Le Yémen a fourni le deuxième point de tension de la semaine. Les forces houthis ont déclaré avoir lancé des frappes de missiles balistiques et de drones contre des camps militaires soutenus par l’Arabie saoudite dans les provinces yéménites de Marib et d’Hadramaout, affirmant avoir tué ou blessé des centaines de combattants et détruit des dépôts d’armes et des véhicules. Des responsables du gouvernement yéménite ont donné un bilan plus bas, mais tout aussi grave, de leur côté : au moins 30 à 45 soldats tués. Il s’agissait de la plus forte escalade entre les deux parties depuis un cessez-le-feu en 2022. Les forces armées yéménites ont prévenu l’Arabie saoudite contre toute nouvelle escalade et ont dit qu’elles continueraient à mener, ce qu’elles appellent, une campagne « siège contre siège » jusqu’à ce que le blocus des ports yéménites soit levé.
Le pétrole inverse sa baisse
Le brut glissait jusqu’à jeudi, en baisse d’environ 8% sur la semaine après l’optimisme initial de Bessent. Le projet restrictif a fait l’inverse. Le Brent a clôturé en hausse de 3,8% à 82,49 dollars le baril jeudi, et le WTI a gagné 2,8% pour clôturer à 77,29 dollars.
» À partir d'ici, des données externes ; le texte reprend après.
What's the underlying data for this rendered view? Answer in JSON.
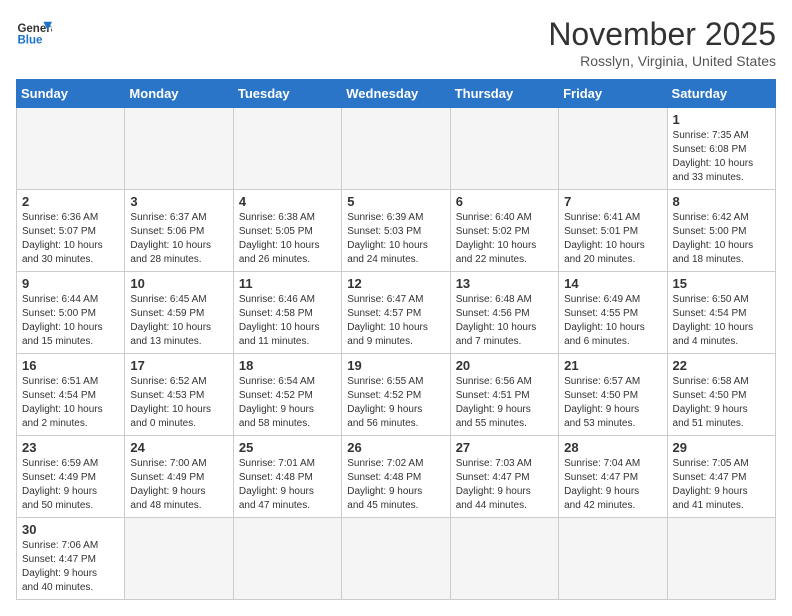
{
  "header": {
    "logo_line1": "General",
    "logo_line2": "Blue",
    "month": "November 2025",
    "location": "Rosslyn, Virginia, United States"
  },
  "weekdays": [
    "Sunday",
    "Monday",
    "Tuesday",
    "Wednesday",
    "Thursday",
    "Friday",
    "Saturday"
  ],
  "weeks": [
    [
      {
        "day": "",
        "info": ""
      },
      {
        "day": "",
        "info": ""
      },
      {
        "day": "",
        "info": ""
      },
      {
        "day": "",
        "info": ""
      },
      {
        "day": "",
        "info": ""
      },
      {
        "day": "",
        "info": ""
      },
      {
        "day": "1",
        "info": "Sunrise: 7:35 AM\nSunset: 6:08 PM\nDaylight: 10 hours\nand 33 minutes."
      }
    ],
    [
      {
        "day": "2",
        "info": "Sunrise: 6:36 AM\nSunset: 5:07 PM\nDaylight: 10 hours\nand 30 minutes."
      },
      {
        "day": "3",
        "info": "Sunrise: 6:37 AM\nSunset: 5:06 PM\nDaylight: 10 hours\nand 28 minutes."
      },
      {
        "day": "4",
        "info": "Sunrise: 6:38 AM\nSunset: 5:05 PM\nDaylight: 10 hours\nand 26 minutes."
      },
      {
        "day": "5",
        "info": "Sunrise: 6:39 AM\nSunset: 5:03 PM\nDaylight: 10 hours\nand 24 minutes."
      },
      {
        "day": "6",
        "info": "Sunrise: 6:40 AM\nSunset: 5:02 PM\nDaylight: 10 hours\nand 22 minutes."
      },
      {
        "day": "7",
        "info": "Sunrise: 6:41 AM\nSunset: 5:01 PM\nDaylight: 10 hours\nand 20 minutes."
      },
      {
        "day": "8",
        "info": "Sunrise: 6:42 AM\nSunset: 5:00 PM\nDaylight: 10 hours\nand 18 minutes."
      }
    ],
    [
      {
        "day": "9",
        "info": "Sunrise: 6:44 AM\nSunset: 5:00 PM\nDaylight: 10 hours\nand 15 minutes."
      },
      {
        "day": "10",
        "info": "Sunrise: 6:45 AM\nSunset: 4:59 PM\nDaylight: 10 hours\nand 13 minutes."
      },
      {
        "day": "11",
        "info": "Sunrise: 6:46 AM\nSunset: 4:58 PM\nDaylight: 10 hours\nand 11 minutes."
      },
      {
        "day": "12",
        "info": "Sunrise: 6:47 AM\nSunset: 4:57 PM\nDaylight: 10 hours\nand 9 minutes."
      },
      {
        "day": "13",
        "info": "Sunrise: 6:48 AM\nSunset: 4:56 PM\nDaylight: 10 hours\nand 7 minutes."
      },
      {
        "day": "14",
        "info": "Sunrise: 6:49 AM\nSunset: 4:55 PM\nDaylight: 10 hours\nand 6 minutes."
      },
      {
        "day": "15",
        "info": "Sunrise: 6:50 AM\nSunset: 4:54 PM\nDaylight: 10 hours\nand 4 minutes."
      }
    ],
    [
      {
        "day": "16",
        "info": "Sunrise: 6:51 AM\nSunset: 4:54 PM\nDaylight: 10 hours\nand 2 minutes."
      },
      {
        "day": "17",
        "info": "Sunrise: 6:52 AM\nSunset: 4:53 PM\nDaylight: 10 hours\nand 0 minutes."
      },
      {
        "day": "18",
        "info": "Sunrise: 6:54 AM\nSunset: 4:52 PM\nDaylight: 9 hours\nand 58 minutes."
      },
      {
        "day": "19",
        "info": "Sunrise: 6:55 AM\nSunset: 4:52 PM\nDaylight: 9 hours\nand 56 minutes."
      },
      {
        "day": "20",
        "info": "Sunrise: 6:56 AM\nSunset: 4:51 PM\nDaylight: 9 hours\nand 55 minutes."
      },
      {
        "day": "21",
        "info": "Sunrise: 6:57 AM\nSunset: 4:50 PM\nDaylight: 9 hours\nand 53 minutes."
      },
      {
        "day": "22",
        "info": "Sunrise: 6:58 AM\nSunset: 4:50 PM\nDaylight: 9 hours\nand 51 minutes."
      }
    ],
    [
      {
        "day": "23",
        "info": "Sunrise: 6:59 AM\nSunset: 4:49 PM\nDaylight: 9 hours\nand 50 minutes."
      },
      {
        "day": "24",
        "info": "Sunrise: 7:00 AM\nSunset: 4:49 PM\nDaylight: 9 hours\nand 48 minutes."
      },
      {
        "day": "25",
        "info": "Sunrise: 7:01 AM\nSunset: 4:48 PM\nDaylight: 9 hours\nand 47 minutes."
      },
      {
        "day": "26",
        "info": "Sunrise: 7:02 AM\nSunset: 4:48 PM\nDaylight: 9 hours\nand 45 minutes."
      },
      {
        "day": "27",
        "info": "Sunrise: 7:03 AM\nSunset: 4:47 PM\nDaylight: 9 hours\nand 44 minutes."
      },
      {
        "day": "28",
        "info": "Sunrise: 7:04 AM\nSunset: 4:47 PM\nDaylight: 9 hours\nand 42 minutes."
      },
      {
        "day": "29",
        "info": "Sunrise: 7:05 AM\nSunset: 4:47 PM\nDaylight: 9 hours\nand 41 minutes."
      }
    ],
    [
      {
        "day": "30",
        "info": "Sunrise: 7:06 AM\nSunset: 4:47 PM\nDaylight: 9 hours\nand 40 minutes."
      },
      {
        "day": "",
        "info": ""
      },
      {
        "day": "",
        "info": ""
      },
      {
        "day": "",
        "info": ""
      },
      {
        "day": "",
        "info": ""
      },
      {
        "day": "",
        "info": ""
      },
      {
        "day": "",
        "info": ""
      }
    ]
  ]
}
Le rallye s’est poursuivi pendant la séance asiatique de vendredi. Le Brent s’est échangé près de 83,30 à 83,50 dollars le baril dans les premières heures, en hausse d’environ 1%, selon Reuters, tandis que le WTI a maintenu une fourchette entre le haut des 77 et le haut des 78 dollars au cours de la même période.
Ça continue, mais pas aussi vite
Rien de tout cela n’a tué la négociation plus large. Un responsable du gouvernement iranien impliqué dans les discussions a indiqué à MS NOW que l’arrangement temporaire de transport maritime Iran-Oman ne comporterait aucun frais ni péage, avec un trafic entrant acheminé à travers les eaux territoriales iraniennes et un trafic sortant via un corridor plus proche d’Oman. Le responsable a déclaré que l’Organisation maritime internationale des Nations unies et les États-Unis seraient toutes deux impliqués une fois qu’une annonce serait faite.
Le stratégiste de Deutsche Bank, Jim Reid, a résumé ce que cela signifie pour les marchés. « Les marchés ont connu de nombreux faux départs » pendant ce conflit, a-t-il écrit, et la vraie question n’est désormais pas de savoir si un accord sera trouvé. C’est ce que cet accord permettra réellement une fois qu’il sera conclu — notamment si l’Iran pourra un jour facturer un péage aux navires qui traversent, tout simplement.